The misunderstood. The unruly. The one that never fit the mold — and never wanted to.
Problem Child didn't come from a business plan. It came from a conviction — that the best bars aren't the polished ones. They're the ones that have something to say.
Tucked into Jupiter Street in Makati, Problem Child opened in late 2025 as a craft cocktail bar built on an obsession with ingredients. Brown butter-washed rum. White onion-fat-washed mezcal. Clarified milk punches. Every drink on the menu starts with a question: what happens if we push this further?
The name isn't self-deprecating. It's a declaration. The problem child of every family is usually the one who ends up doing something worth remembering.
Before technique, before theatre, before presentation — the ingredient. We chase produce, fermentation, and flavour manipulation the way other bars chase trends. What we put in the glass is only as interesting as what we start with.

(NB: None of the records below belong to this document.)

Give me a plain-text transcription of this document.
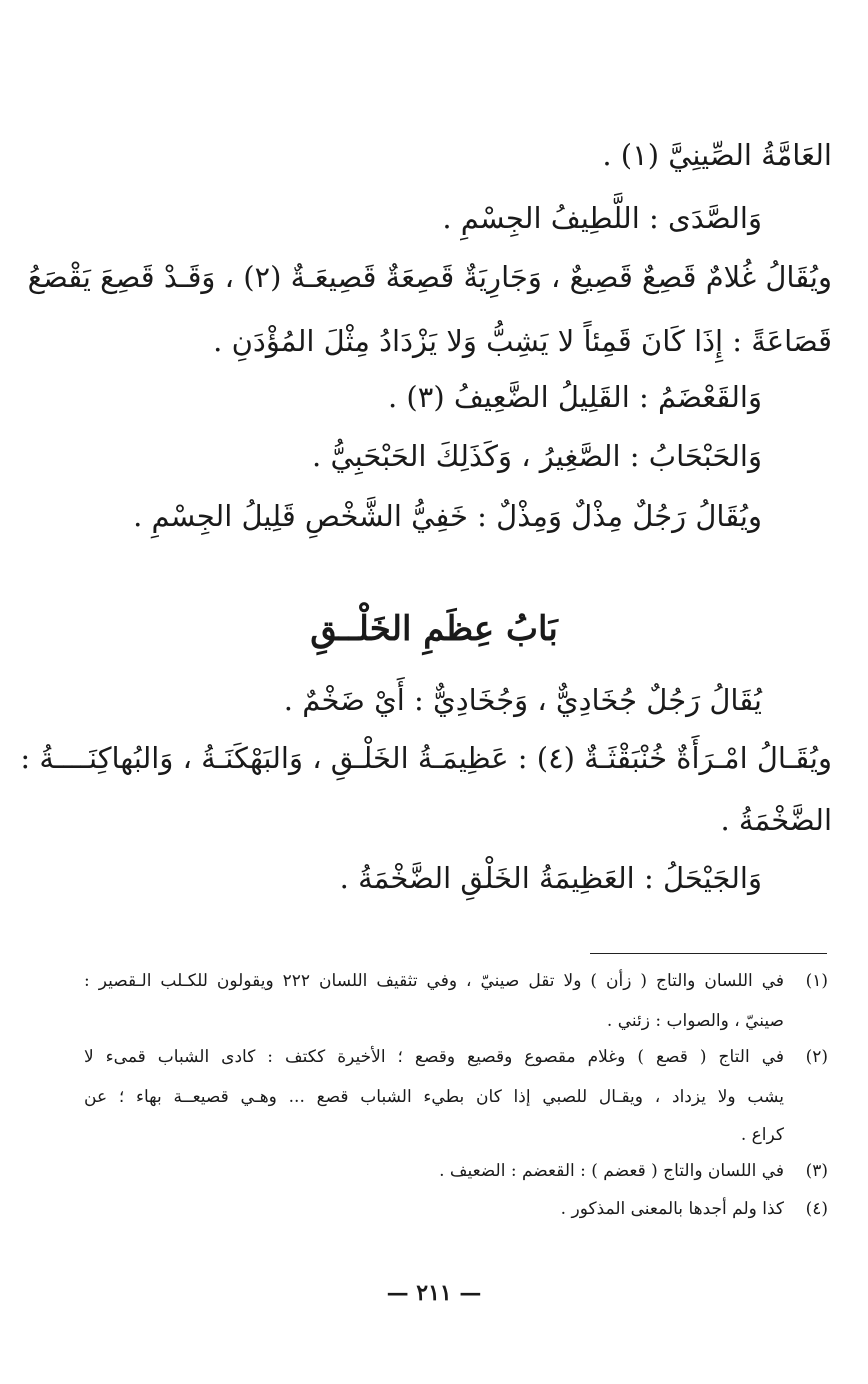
العَامَّةُ الصِّينِيَّ (١) .
وَالصَّدَى : اللَّطِيفُ الجِسْمِ .
ويُقَالُ غُلامٌ قَصِعٌ قَصِيعٌ ، وَجَارِيَةٌ قَصِعَةٌ قَصِيعَـةٌ (٢) ، وَقَـدْ قَصِعَ يَقْصَعُ
قَصَاعَةً : إِذَا كَانَ قَمِئاً لا يَشِبُّ وَلا يَزْدَادُ مِثْلَ المُؤْدَنِ .
وَالقَعْضَمُ : القَلِيلُ الضَّعِيفُ (٣) .
وَالحَبْحَابُ : الصَّغِيرُ ، وَكَذَلِكَ الحَبْحَبِيُّ .
ويُقَالُ رَجُلٌ مِذْلٌ وَمِذْلٌ : خَفِيُّ الشَّخْصِ قَلِيلُ الجِسْمِ .
بَابُ عِظَمِ الخَلْــقِ
يُقَالُ رَجُلٌ جُخَادِيٌّ ، وَجُخَادِيٌّ : أَيْ ضَخْمٌ .
ويُقَـالُ امْـرَأَةٌ خُنْبَقْثَـةٌ (٤) : عَظِيمَـةُ الخَلْـقِ ، وَالبَهْكَنَـةُ ، وَالبُهاكِنَــــةُ :
الضَّخْمَةُ .
وَالجَيْحَلُ : العَظِيمَةُ الخَلْقِ الضَّخْمَةُ .
(١)
في اللسان والتاج ( زأن ) ولا تقل صينيّ ، وفي تثقيف اللسان ٢٢٢ ويقولون للكـلب الـقصير :
صينيّ ، والصواب : زئني .
(٢)
في التاج ( قصع ) وغلام مقصوع وقصيع وقصع ؛ الأخيرة ككتف : كادى الشباب قمىء لا
يشب ولا يزداد ، ويقـال للصبي إذا كان بطيء الشباب قصع ... وهـي قصيعــة بهاء ؛ عن
كراع .
(٣)
في اللسان والتاج ( قعضم ) : القعضم : الضعيف .
(٤)
كذا ولم أجدها بالمعنى المذكور .
— ٢١١ —
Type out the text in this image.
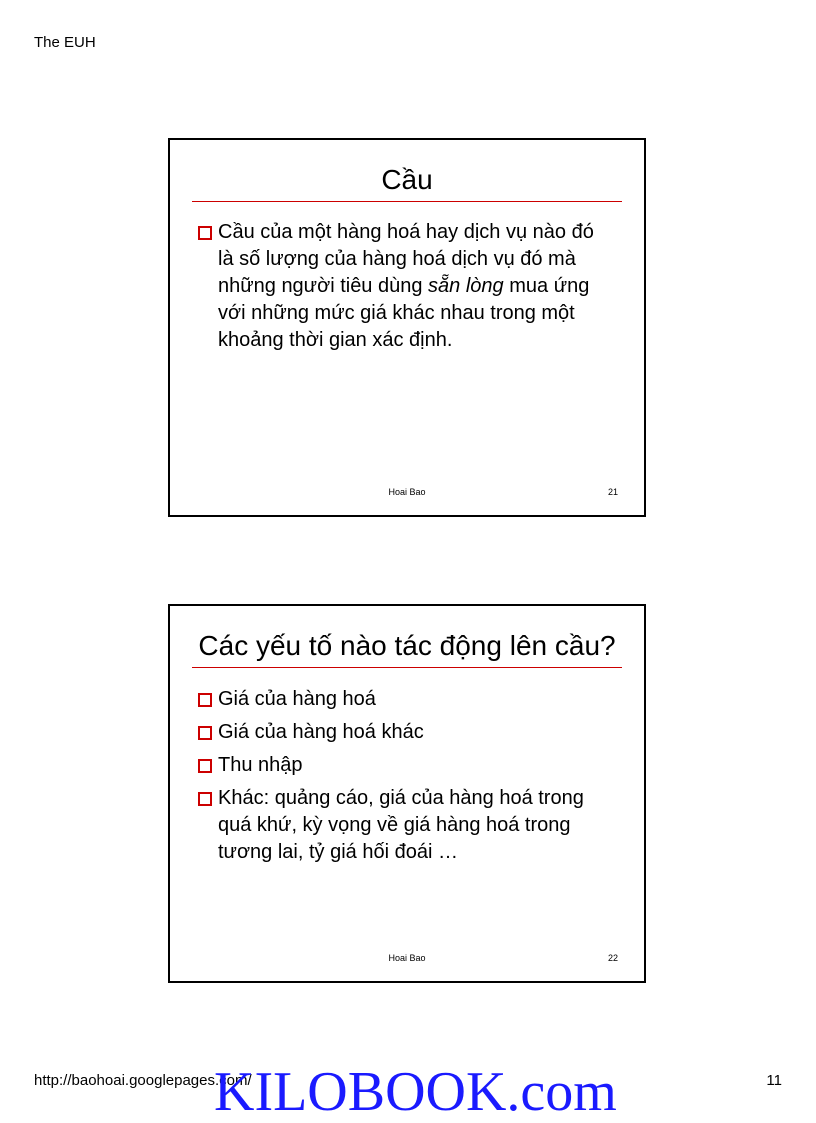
The EUH
Cầu
Cầu của một hàng hoá hay dịch vụ nào đó là số lượng của hàng hoá dịch vụ đó mà những người tiêu dùng sẵn lòng mua ứng với những mức giá khác nhau trong một khoảng thời gian xác định.
Hoai Bao	21
Các yếu tố nào tác động lên cầu?
Giá của hàng hoá
Giá của hàng hoá khác
Thu nhập
Khác: quảng cáo, giá của hàng hoá trong quá khứ, kỳ vọng về giá hàng hoá trong tương lai, tỷ giá hối đoái …
Hoai Bao	22
http://baohoai.googlepages.com/
KILOBOOK.com	11
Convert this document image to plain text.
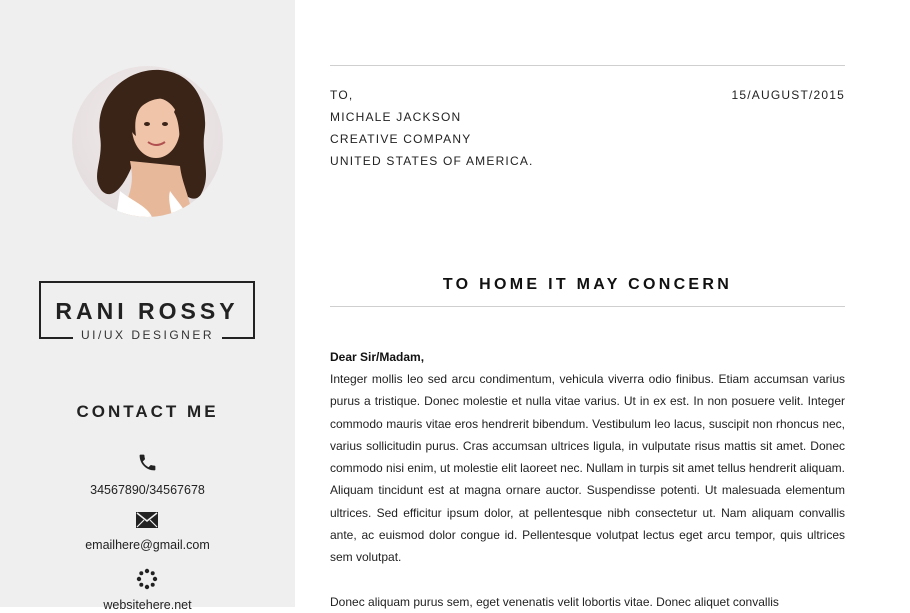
RANI ROSSY
UI/UX DESIGNER
CONTACT ME
34567890/34567678
emailhere@gmail.com
websitehere.net
TO,
MICHALE JACKSON
CREATIVE COMPANY
UNITED STATES OF AMERICA.
15/AUGUST/2015
TO HOME IT MAY CONCERN
Dear Sir/Madam,

Integer mollis leo sed arcu condimentum, vehicula viverra odio finibus. Etiam accumsan varius purus a tristique. Donec molestie et nulla vitae varius. Ut in ex est. In non posuere velit. Integer commodo mauris vitae eros hendrerit bibendum. Vestibulum leo lacus, suscipit non rhoncus nec, varius sollicitudin purus. Cras accumsan ultrices ligula, in vulputate risus mattis sit amet. Donec commodo nisi enim, ut molestie elit laoreet nec. Nullam in turpis sit amet tellus hendrerit aliquam. Aliquam tincidunt est at magna ornare auctor. Suspendisse potenti. Ut malesuada elementum ultrices. Sed efficitur ipsum dolor, at pellentesque nibh consectetur ut. Nam aliquam convallis ante, ac euismod dolor congue id. Pellentesque volutpat lectus eget arcu tempor, quis ultrices sem volutpat.

Donec aliquam purus sem, eget venenatis velit lobortis vitae. Donec aliquet convallis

The bar world can be intimidating — jargon-heavy, taste-policing, gatekeeping. We don't do that. Walk in knowing nothing and leave knowing something. Ask us anything. We'd rather have a conversation than a transaction.
Manila has always been a meeting point. Problem Child leans into that — bringing bartenders from Hong Kong, Tokyo, Bangkok, Chiang Mai, and Jakarta to share their perspective behind our bar. Every guest shift is a collaboration, not a performance.
Every classic cocktail exists because someone once asked "what if we changed this?" We take that seriously. The menu is never finished — it's just the current draft.
When Typhoon Pepito hit in December 2025, Problem Child turned a NYE event into a charity fundraiser. The bar exists inside a community, and that comes with responsibilities.
Seven international guest shifts in our first year. Dead Poets Hong Kong, COA HK, Yakoboku, Bangkok, Chiang Mai, Jakarta. We want Manila on the global cocktail map — in both directions.
Walk-ins welcome, always. No dress code, no reservation required, no minimum spend. A great bar should be accessible — to regulars, to first-timers, to anyone curious enough to come in.
Two months after opening, Problem Child turned a NYE party into a charity fundraiser for typhoon relief. Doing well and doing good aren't mutually exclusive — they're the same project.
Cryptic posts. No explanation, no name. Just images of bottles, hands, and fragments of a new bar taking shape somewhere in Makati. People started guessing.
The name drops. Problem Child. The logo appears. The identity clicks into place — acid chartreuse, raw concrete, uppercase confidence. Jupiter Street is paying attention.
Problem Child opens its doors. The five signature cocktails hit the bar. The crowd fills Unit 107. The problem child is officially someone else's problem.
Hong Kong's Dead Poets Cocktail Bar comes to Jupiter Street for Problem Child's inaugural guest shift. The collaboration sets the tone for what's to come.
In the wake of Typhoon Pepito, Problem Child converts its New Year's Eve event into a charity fundraiser — raising funds for typhoon relief while the bar was barely two months old.
Problem Child takes part in PH Cocktail Week, welcoming visiting international bartenders and planting its flag in the national cocktail conversation.
Tatler Dining Philippines names Problem Child among the best bars in the country — just four months after opening. The chaos meant something after all.
In March 2026 — four months after opening — Tatler Dining Philippines included Problem Child on their list of the best bars in the country.
We didn't open to win awards. We opened because Jupiter Street needed a bar that pushed harder. The recognition is appreciated. The work continues regardless.